Recently, Representatives Peter DeFazio (D-OR) and Jason Chaffetz (R-UT) reintroduced the SHIELD Act (the name stands for Saving High-Tech Innovators from Egregious Legal Disputes). The Act attempts to thwart the efforts of non-practicing entities (NPEs), which own patents, but do not offer any products or services that practice the claims of those patents. People often refer to NPEs by the pejorative term “patent trolls”. The SHIELD Act would amend Title 35 of the U.S. Code and add a new section, § 285A.
The SHIELD Act attempts to achieve its goal of slowing NPE activity by imposing a “loser pays” rule in patent cases brought by NPEs. Under the Act, the court “shall award the recovery of full costs” to the winning party, who claimed the NPE’s patent was invalid or not infringed. The Act makes clear that it does not apply to: 1) the inventor (or joint inventor) of the patent or the original assignee; 2) a party that has made a “substantial investment” in exploiting the patent; and 3) universities or technology transfer organizations. Unlike an earlier version of the SHIELD Act, the new version applies to all industries, not only the software industry, which is currently impacted most often by NPEs.
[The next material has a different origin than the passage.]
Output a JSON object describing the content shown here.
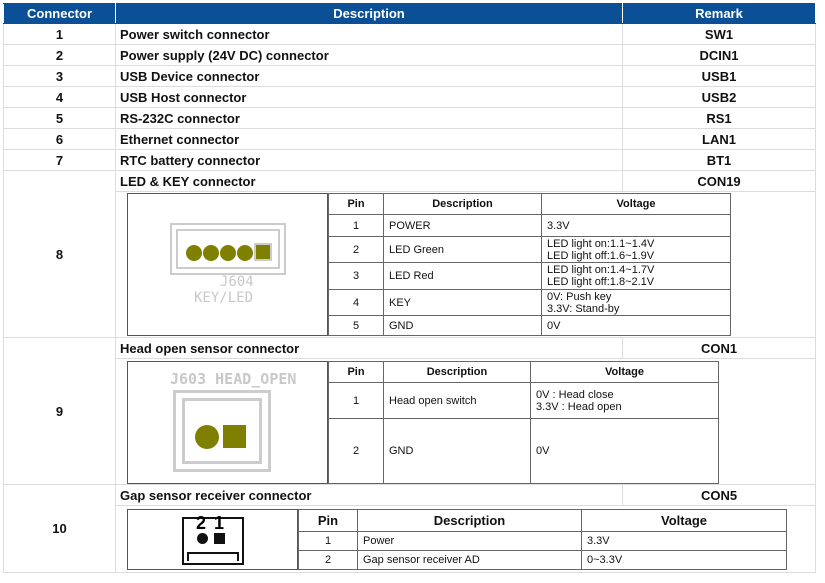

In the press conference introducing the new SHIELD Act, Representatives DeFazio and Chaffetz laid out the perceived problem with NPEs. They cited a study that found two years ago, $29 billion was paid to NPEs. Representative Chaffetz stated that NPEs “add no economic benefit” to the country and are “hampering innovation”. Representative DeFazio went even further and likened the NPE business model to “blackmail” and “extortion”.
I respectfully disagree with the Representatives’ characterization of NPEs – a topic for a future blog. But the new version of the SHIELD Act is an improvement over the old version and it is nice to see a moment of bipartisanship these days. If it does become law, I will be interested to see if it has any measurable impact on NPEs and their operating strategies.